Please refer to our Getting Started guide to set up Flipper.

Requirements

  • node >= 8
  • yarn >= 1.5
  • iOS developer tools (for developing iOS plugins)
  • Android SDK and adb

Building from Source

Desktop

Running from source

git clone https://github.com/facebook/flipper.git
cd flipper
yarn
yarn start

NOTE: If you're on Windows, you need to use Yarn 1.5.1 until this issue is resolved.

Building standalone application

Provide either --mac, --win, --linux or any combination of them to yarn build to build a release zip file for the given platform(s). E.g.

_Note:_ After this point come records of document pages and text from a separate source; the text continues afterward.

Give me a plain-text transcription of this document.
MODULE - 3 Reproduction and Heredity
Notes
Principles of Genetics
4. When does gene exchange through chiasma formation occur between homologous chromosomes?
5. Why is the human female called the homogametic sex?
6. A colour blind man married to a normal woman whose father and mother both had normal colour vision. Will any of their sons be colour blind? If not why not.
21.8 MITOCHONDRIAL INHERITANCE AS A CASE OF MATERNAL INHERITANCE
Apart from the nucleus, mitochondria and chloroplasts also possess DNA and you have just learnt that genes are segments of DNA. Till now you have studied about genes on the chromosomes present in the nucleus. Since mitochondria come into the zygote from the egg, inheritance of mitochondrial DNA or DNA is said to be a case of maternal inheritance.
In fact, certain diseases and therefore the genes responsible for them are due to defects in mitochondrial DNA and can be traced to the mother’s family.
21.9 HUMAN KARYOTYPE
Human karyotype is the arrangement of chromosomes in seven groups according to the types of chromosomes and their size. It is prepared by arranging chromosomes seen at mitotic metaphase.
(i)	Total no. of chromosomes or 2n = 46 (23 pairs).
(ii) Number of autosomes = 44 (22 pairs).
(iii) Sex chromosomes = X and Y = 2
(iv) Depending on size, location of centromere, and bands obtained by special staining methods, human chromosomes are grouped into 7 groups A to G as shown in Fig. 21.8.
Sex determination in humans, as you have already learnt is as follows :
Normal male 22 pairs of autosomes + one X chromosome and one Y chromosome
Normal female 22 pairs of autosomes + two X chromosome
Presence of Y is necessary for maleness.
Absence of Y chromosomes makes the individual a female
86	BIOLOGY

yarn build --mac --version $buildNumber

You can find the resulting artifact in the dist/ folder.

iOS SDK + Sample App

cd iOS/Sample
rm -f Podfile.lock
pod install --repo-update
open Sample.xcworkspace
<Run app from xcode>

You can omit --repo-update to speed up the installation, but watch out as you may be building against outdated dependencies.

Android SDK + Sample app

Start up an android emulator and run the following in the project root:

./gradlew :sample:installDebug

React Native SDK + Sample app

cd react-native/ReactNativeFlipperExample
yarn
yarn android

Note that the first 2 steps need to be done only once.

Alternatively, the app can be started on iOS by running yarn ios.

Troubleshooting

Older yarn versions might show an error / hang with the message 'Waiting for the other yarn instance to finish'. If that happens, run the command yarn first separately in the directory react-native/react-native-flipper.

Documentation

Find the full documentation for this project at fbflipper.com.

Our documentation is built with Docusaurus. You can build it locally by running this:

cd website
yarn
yarn start

Contributing

See the CONTRIBUTING file for how to help out.

License

Flipper is MIT licensed, as found in the LICENSE file.